Записки о прошлом. 1893-1920 — страница 3 из 189

Стремоуховы жили в Льговском уезде, где моя нянька провела свою молодость. Её рассказы о Льгове, весь уезд которого в её времена был покрыт дремучими лесами, были очень интересны и положили начало моей любви к лесу, которой я остался верен на всю жизнь. Была моя няня, кроме того, женщиной глубоко спортивной, если только это слово было применимо к тем патриархальным временам. Была она неутомимым ходоком, хорошо плавала, была искусница по грибной части и большой знаток леса и его жизни, крепкая и на редкость сильная баба. Её сын Алексей, служивший у отца кузнецом, унаследовал от матери не только железное здоровье, но и прославился своей медвежьей силой даже среди многотысячной массы железнодорожных служащих и рабочих. О нём говорили, что Алексей Манякин «поднимает вагонетку», т.е. два чугунных вагонных колеса со стальной осью. Впоследствии его, как и детей няньки Авдотьи, отец мой вывел на прочную дорогу в жизни, а именно, взял к себе на завод старшим кузнечным мастером.

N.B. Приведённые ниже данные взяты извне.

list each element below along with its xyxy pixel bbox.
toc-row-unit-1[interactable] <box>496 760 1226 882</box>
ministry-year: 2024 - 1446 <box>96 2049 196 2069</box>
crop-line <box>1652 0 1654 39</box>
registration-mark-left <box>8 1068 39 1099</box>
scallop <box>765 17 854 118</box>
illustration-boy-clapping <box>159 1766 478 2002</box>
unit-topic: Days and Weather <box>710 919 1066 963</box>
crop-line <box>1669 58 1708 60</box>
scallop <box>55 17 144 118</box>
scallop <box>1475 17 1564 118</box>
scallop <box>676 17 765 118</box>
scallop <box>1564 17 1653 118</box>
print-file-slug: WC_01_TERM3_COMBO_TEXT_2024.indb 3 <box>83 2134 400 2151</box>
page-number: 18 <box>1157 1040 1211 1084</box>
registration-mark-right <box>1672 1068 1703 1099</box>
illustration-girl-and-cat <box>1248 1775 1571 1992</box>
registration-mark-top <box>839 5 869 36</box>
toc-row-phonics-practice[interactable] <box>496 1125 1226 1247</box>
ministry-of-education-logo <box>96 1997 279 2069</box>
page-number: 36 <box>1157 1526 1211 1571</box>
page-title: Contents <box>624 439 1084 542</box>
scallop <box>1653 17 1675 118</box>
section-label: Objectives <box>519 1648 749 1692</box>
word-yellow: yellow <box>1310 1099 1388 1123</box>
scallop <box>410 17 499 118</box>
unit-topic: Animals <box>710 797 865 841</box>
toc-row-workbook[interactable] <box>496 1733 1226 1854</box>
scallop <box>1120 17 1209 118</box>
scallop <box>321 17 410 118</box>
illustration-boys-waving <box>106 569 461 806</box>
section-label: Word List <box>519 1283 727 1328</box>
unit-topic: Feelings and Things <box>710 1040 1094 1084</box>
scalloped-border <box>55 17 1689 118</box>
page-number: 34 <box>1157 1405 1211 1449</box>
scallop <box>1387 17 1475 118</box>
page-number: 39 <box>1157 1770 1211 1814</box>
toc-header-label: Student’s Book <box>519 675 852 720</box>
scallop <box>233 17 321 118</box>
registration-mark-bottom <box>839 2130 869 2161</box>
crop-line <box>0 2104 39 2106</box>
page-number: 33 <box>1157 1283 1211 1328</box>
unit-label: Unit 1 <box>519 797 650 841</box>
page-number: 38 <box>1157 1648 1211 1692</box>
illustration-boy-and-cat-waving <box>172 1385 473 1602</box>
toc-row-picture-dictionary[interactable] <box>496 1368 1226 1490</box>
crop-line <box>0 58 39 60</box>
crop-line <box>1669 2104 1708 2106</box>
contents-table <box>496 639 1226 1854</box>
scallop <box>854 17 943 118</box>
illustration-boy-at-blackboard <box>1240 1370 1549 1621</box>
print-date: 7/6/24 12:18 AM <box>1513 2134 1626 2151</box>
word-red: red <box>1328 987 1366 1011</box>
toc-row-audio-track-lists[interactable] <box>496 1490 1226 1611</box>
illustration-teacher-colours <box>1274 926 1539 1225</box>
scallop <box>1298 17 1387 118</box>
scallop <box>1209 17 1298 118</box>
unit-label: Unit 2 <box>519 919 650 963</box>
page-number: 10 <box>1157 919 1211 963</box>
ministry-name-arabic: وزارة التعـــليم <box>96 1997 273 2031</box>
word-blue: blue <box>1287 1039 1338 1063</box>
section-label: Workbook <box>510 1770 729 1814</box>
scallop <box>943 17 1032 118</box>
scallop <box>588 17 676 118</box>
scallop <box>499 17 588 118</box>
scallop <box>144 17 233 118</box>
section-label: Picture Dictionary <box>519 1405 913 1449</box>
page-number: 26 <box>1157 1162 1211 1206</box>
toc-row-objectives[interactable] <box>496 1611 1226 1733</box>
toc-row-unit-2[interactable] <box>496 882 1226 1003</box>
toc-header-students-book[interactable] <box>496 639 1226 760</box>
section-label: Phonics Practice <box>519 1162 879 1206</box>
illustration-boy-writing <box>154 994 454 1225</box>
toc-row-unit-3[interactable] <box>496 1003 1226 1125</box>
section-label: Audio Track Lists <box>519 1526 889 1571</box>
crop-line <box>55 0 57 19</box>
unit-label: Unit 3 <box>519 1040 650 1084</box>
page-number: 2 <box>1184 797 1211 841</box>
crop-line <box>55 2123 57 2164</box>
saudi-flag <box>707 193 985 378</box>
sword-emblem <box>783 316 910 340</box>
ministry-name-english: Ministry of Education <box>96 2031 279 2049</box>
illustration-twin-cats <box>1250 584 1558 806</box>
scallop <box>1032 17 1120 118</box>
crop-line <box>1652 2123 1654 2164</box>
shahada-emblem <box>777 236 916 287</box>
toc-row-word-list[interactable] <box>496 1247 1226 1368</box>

Дуняшиному потомству более посчастливилось. Веру выдали замуж за конторщика, который одновременно с тем получил место начальника станции, как и сын Авдотьи Роман.

Дачу, на которую мы ездили два лета подряд, я хорошо помню. Принадлежала она известному калужскому богачу Теренину и находилась в окрестностях Калуги, на опушке огромного, почти девственного в то время леса. В эти годы большая часть Калужской губернии и смежные с ней орловские уезды представляли собой сплошные леса, сильно редевшие по мере постройки железной дороги. Деревянная дача с мезонином, в которой жил у нас брат отца Александр Евгеньевич, только что окончивший Путейский институт, задним фасадом примыкала к густому мачтовому лесу, изобиловавшему семьями весёлых белок, очень забавлявших нас, детей. Лес был так велик и дремуч, что даже с опытной нашей Марьей мы никогда далеко в него не заходили, боясь заблудиться. Об опасностях потеряться в лесах красноречиво повествовала нам нянька Марья, вспоминая происшествия своей далёкой молодости, причём в её рассказах неизменно фигурировали разбойники, болота, засасывающие в свою топь неосторожных путников, медведи, волки и в особенности лешие. Об этих последних нянька рассказывала особенно охотно и с большим знанием дела. Все их обычаи, повадки и даже частную жизнь она знала в совершенстве, так как неоднократно имела лично дело с лешими. Так, например, в один знойный летний полдень она однажды в лесной чаще набрела на «самое ихнее гнездо» и была свидетельницей того, как лешие, не подозревая постороннего присутствия, «друг у дружки в шерсти лесных клопов искали». За этим буколическим занятием лешие няньку мою прозевали, и она благополучно выбралась из лесу, ими не замеченная. В другой раз, когда дело случилось под вечер, она оказалась менее счастливой, и лешие, застукав няньку за подсматриванием лесных тайн, начали её гонять «как крысу по овину», так что она «зачумела и запарилась». Гоняли её при этом, по собственному признанию, «берёзовым прутом по сахарнице», до того, что она только к вечеру «на колокольный звон» на карачках продралась. Да и то только потому, что верное средство знала, а именно: «через левое плечико чёрным словом навыворот заругалась».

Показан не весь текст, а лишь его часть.